Je regrette que l'officier du génie chargé du service de l'isle, à qui il a dû être facile de s'assurer sur les lieux mêmes, du nom de l'auteur de la destruction de la prétendue poudrière, puisqu'elle avoit eu lieu ouvertement en plein jour et pendant longtems, n'ait pas prévenu M. Rochedreux de l'obligation où il étoit d'en référer à ses supérieurs. Ce dernier aurait pû les éclairer sur sa conduite, les faits auroient paru moins graves ; et Sa Grandeur n'aurait pas eu peut-être à provoquer l'application de lois sévères. M. Rochedreux, plein qu'il est du sentiment de son innocence, ne vous le dissimulera pas, Monsieur le Procureur du Roi. Il suit avec peine la pensée de subir un jugement.
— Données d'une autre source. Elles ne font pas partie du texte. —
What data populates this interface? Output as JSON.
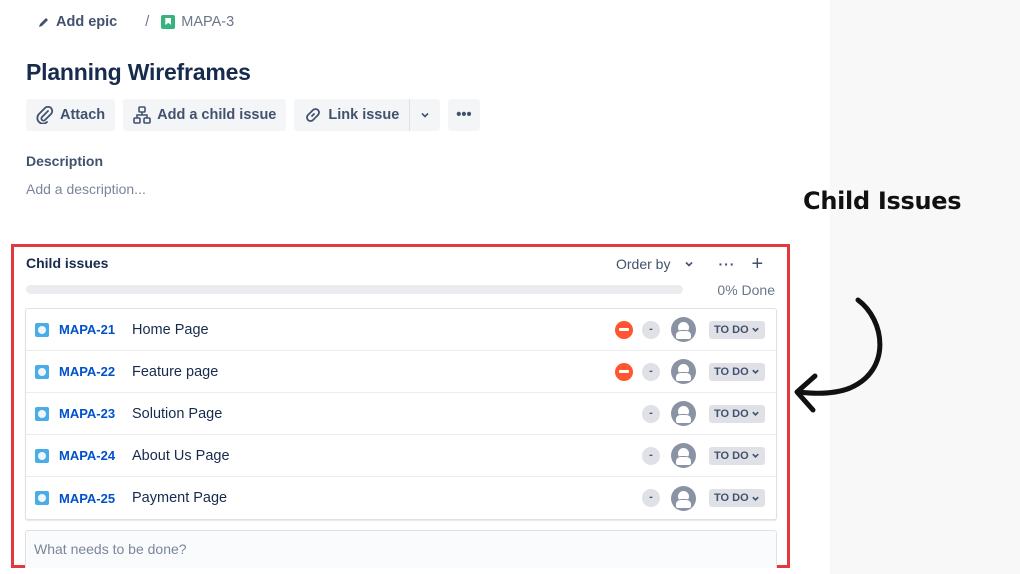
{
  "breadcrumb": {
    "add_epic": "Add epic",
    "separator": "/",
    "parent_key": "MAPA-3"
  },
  "issue": {
    "title": "Planning Wireframes"
  },
  "toolbar": {
    "attach": "Attach",
    "add_child": "Add a child issue",
    "link_issue": "Link issue",
    "more": "•••"
  },
  "description": {
    "label": "Description",
    "placeholder": "Add a description..."
  },
  "child_issues": {
    "title": "Child issues",
    "order_by": "Order by",
    "more": "···",
    "add": "+",
    "progress_percent": 0,
    "progress_label": "0% Done",
    "items": [
      {
        "key": "MAPA-21",
        "summary": "Home Page",
        "priority": "highest",
        "estimate": "-",
        "status": "TO DO"
      },
      {
        "key": "MAPA-22",
        "summary": "Feature page",
        "priority": "highest",
        "estimate": "-",
        "status": "TO DO"
      },
      {
        "key": "MAPA-23",
        "summary": "Solution Page",
        "priority": null,
        "estimate": "-",
        "status": "TO DO"
      },
      {
        "key": "MAPA-24",
        "summary": "About Us Page",
        "priority": null,
        "estimate": "-",
        "status": "TO DO"
      },
      {
        "key": "MAPA-25",
        "summary": "Payment Page",
        "priority": null,
        "estimate": "-",
        "status": "TO DO"
      }
    ],
    "new_placeholder": "What needs to be done?"
  },
  "annotation": {
    "label": "Child Issues",
    "highlight_color": "#e0393e"
  }
}
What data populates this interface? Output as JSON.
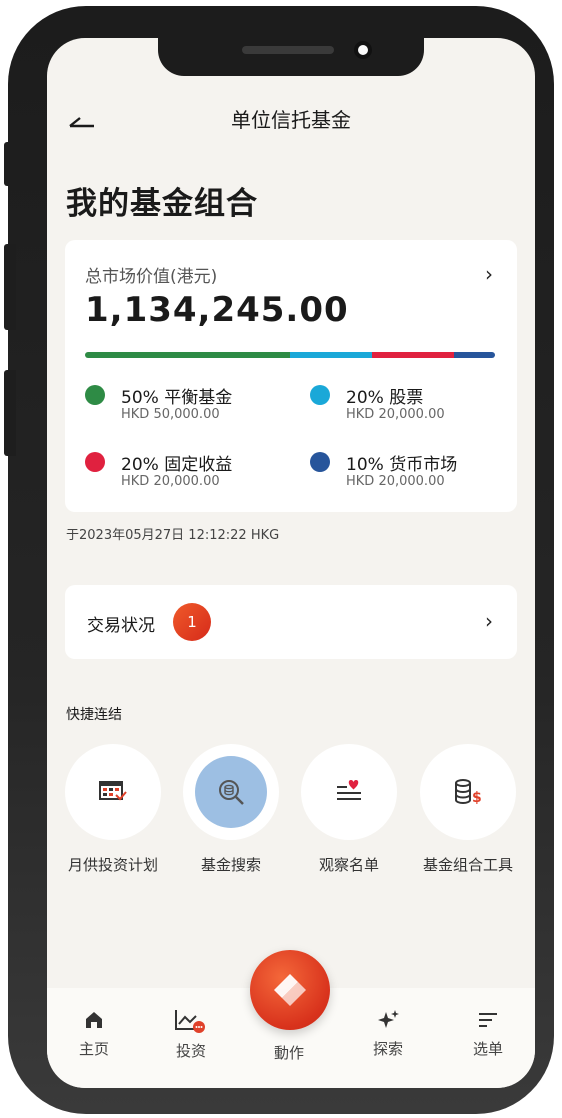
{
  "header": {
    "title": "单位信托基金"
  },
  "page_title": "我的基金组合",
  "portfolio": {
    "market_value_label": "总市场价值(港元)",
    "market_value": "1,134,245.00",
    "allocation": [
      {
        "name": "50% 平衡基金",
        "amount": "HKD 50,000.00",
        "percent": 50,
        "color": "#2e8b45"
      },
      {
        "name": "20% 股票",
        "amount": "HKD 20,000.00",
        "percent": 20,
        "color": "#1aa8d8"
      },
      {
        "name": "20% 固定收益",
        "amount": "HKD 20,000.00",
        "percent": 20,
        "color": "#e0213f"
      },
      {
        "name": "10% 货币市场",
        "amount": "HKD 20,000.00",
        "percent": 10,
        "color": "#27559b"
      }
    ]
  },
  "timestamp": "于2023年05月27日 12:12:22 HKG",
  "transaction": {
    "label": "交易状况",
    "badge": "1"
  },
  "quick_links": {
    "title": "快捷连结",
    "items": [
      {
        "label": "月供投资计划",
        "icon": "calendar-plan-icon"
      },
      {
        "label": "基金搜索",
        "icon": "fund-search-icon"
      },
      {
        "label": "观察名单",
        "icon": "watchlist-heart-icon"
      },
      {
        "label": "基金组合工具",
        "icon": "coins-dollar-icon"
      }
    ]
  },
  "bottom_nav": {
    "items": [
      {
        "label": "主页",
        "icon": "home-icon"
      },
      {
        "label": "投资",
        "icon": "invest-chart-icon"
      },
      {
        "label": "動作",
        "icon": "action-icon"
      },
      {
        "label": "探索",
        "icon": "sparkle-icon"
      },
      {
        "label": "选单",
        "icon": "menu-icon"
      }
    ]
  },
  "colors": {
    "accent": "#e0412a",
    "background": "#f5f3ef"
  }
}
Si dans votre opinion toutes fois, il lui est impossible de s'y soustraire, il s'y résignera ; mais si vous le pouvez, il vous prie de transmettre auparavant, ses exceptions à Sa Grandeur le Ministre de la guerre.

Élève de M. Rochedreux, et lié d'amitié et de reconnaissance avec cet aimable pasteur, je fais personnellement des voeux, pour que ma lettre vous présente si non les moyens de faire cesser les poursuites exigées par le fait qui lui est imputé, au moins une raison de les attarder, jusqu'à ce qu'il ait pû en référer à Sa Grandeur.

Agréer, Monsieur le Procureur du Roi, l'assurance du respect profond avec lequel j'ai l'honneur d'être Votre très humble et très obéissant serviteur,

Signé : MOALLIC."

 

M. René Rochedreux mourut le 28 novembre 1827.